Lors d’une étude d’envergure beaucoup plus faible et de durée moindre, les chercheurs ont tenté d’évaluer les variations de l’activateur tissulaire du plasminogène (tPA) et de l’inhibiteur de type 1 de l’activateur du plasminogène (PAI-1), deux déterminants clés de l’activité antithrombotique endogène (Hernández et al. Can J Infect Dis 2008;19 [suppl A]:63A, résumé P-172). Ils ont mesuré les variations des taux d’antigènes tPA et PAI-1 sur une période de huit semaines chez 14 sujets non diabétiques qui recevaient le schéma ABC/3TC plus amprénavir (IP). Si l’antigène tPA a baissé de façon marquée et significative (p=0,02) pendant cette période, annonçant ainsi une activité thrombolytique accrue, l’antigène PAI-1 est demeuré stable. Il semble, à la lumière de ces données, qu’un marqueur de thrombolyse anormale puisse s’améliorer sous l’effet d’un schéma antirétroviral à base d’ABC. Cet avantage pourrait être attribuable à une diminution de l’inflammation liée au VIH, croient les auteurs.

Certes, les études d’observation aident grandement à repérer les effets cliniques qui peuvent passer inaperçus dans les essais cliniques, mais il est arrivé à maintes reprises dans le passé qu’un constat ne puisse ensuite être corroboré. La Dre Klein a cité quelques exemples bien connus, dont la protection CV qui a été associée à l’oestrogénothérapie de substitution dans les études d’observation et qui a d’ailleurs motivé l’emploi de cet agent à grande échelle, mais qui n’a pu être corroborée par l’étude prospective avec randomisation qu’on a finalement décidé de faire. Le lien causal est souvent vague, prévient-elle. Elle note au passage qu’il serait facile d’associer, à tort, consommation d’alcool et cancer du poumon pour la simple raison que cigarette et alcool vont souvent de pair.

Le constat qui s’est récemment dégagé de l’analyse de la base de données D:A:D est probablement représentatif du risque de confusion inhérent aux études d’observation, estime la Dre Klein. «Seul un essai avec randomisation peut éliminer la confusion qui émane d’une étude d’observation», souligne-t-elle.
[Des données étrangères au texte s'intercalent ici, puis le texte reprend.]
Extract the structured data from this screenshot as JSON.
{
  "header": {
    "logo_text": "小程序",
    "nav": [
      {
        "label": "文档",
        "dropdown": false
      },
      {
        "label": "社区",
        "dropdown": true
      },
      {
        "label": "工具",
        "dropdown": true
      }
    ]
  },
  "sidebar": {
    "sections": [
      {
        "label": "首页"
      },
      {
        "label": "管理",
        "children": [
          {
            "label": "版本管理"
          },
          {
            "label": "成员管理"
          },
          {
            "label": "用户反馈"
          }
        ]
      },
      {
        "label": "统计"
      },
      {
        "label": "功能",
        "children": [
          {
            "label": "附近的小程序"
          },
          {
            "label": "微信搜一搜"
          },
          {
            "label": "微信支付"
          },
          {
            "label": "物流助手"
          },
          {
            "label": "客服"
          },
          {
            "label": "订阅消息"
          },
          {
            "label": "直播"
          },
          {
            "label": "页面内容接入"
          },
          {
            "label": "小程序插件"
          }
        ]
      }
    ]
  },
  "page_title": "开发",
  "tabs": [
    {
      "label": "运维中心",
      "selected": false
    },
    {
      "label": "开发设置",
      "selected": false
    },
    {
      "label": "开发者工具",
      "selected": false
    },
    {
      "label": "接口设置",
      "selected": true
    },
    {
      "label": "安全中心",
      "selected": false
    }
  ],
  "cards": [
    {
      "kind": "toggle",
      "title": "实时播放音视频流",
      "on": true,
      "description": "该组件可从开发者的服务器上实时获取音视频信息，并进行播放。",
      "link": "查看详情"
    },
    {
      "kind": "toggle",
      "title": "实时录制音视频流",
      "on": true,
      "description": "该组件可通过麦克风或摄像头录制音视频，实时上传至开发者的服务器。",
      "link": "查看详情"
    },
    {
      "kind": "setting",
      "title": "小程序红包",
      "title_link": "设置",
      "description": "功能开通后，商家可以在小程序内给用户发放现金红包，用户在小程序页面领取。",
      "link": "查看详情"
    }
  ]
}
Pour évaluer les conclusions d’une étude d’observation, on doit tenir compte non seulement de la crédibilité biologique de l’effet observé, mais également d’autres facteurs comme la concordance de multiples études, la puissance des corrélations statistiques observées et le lien dose-réponse. Les données ne convergeant pas vers une seule et même conclusion, l’ABC continue de compter parmi les INTI recommandés dans les schémas HAART.

Résumé

Les grands efforts déployés pour valider le lien entre l’ABC et l’accroissement du risque CV qui est ressorti d’une analyse récente de la base de données D:A:D se sont révélés infructueux. Les chercheurs ont notamment analysé une cohorte distincte de plus de 41 000 patients et réexaminé tous les essais prospectifs avec randomisation sur l’ABC. Comme on ne peut tirer de conclusion objective sans d’abord effectuer un essai à l’insu avec randomisation, il est digne de mention que le moindre signe d’augmentation du risque CV n’ait pu être décelé.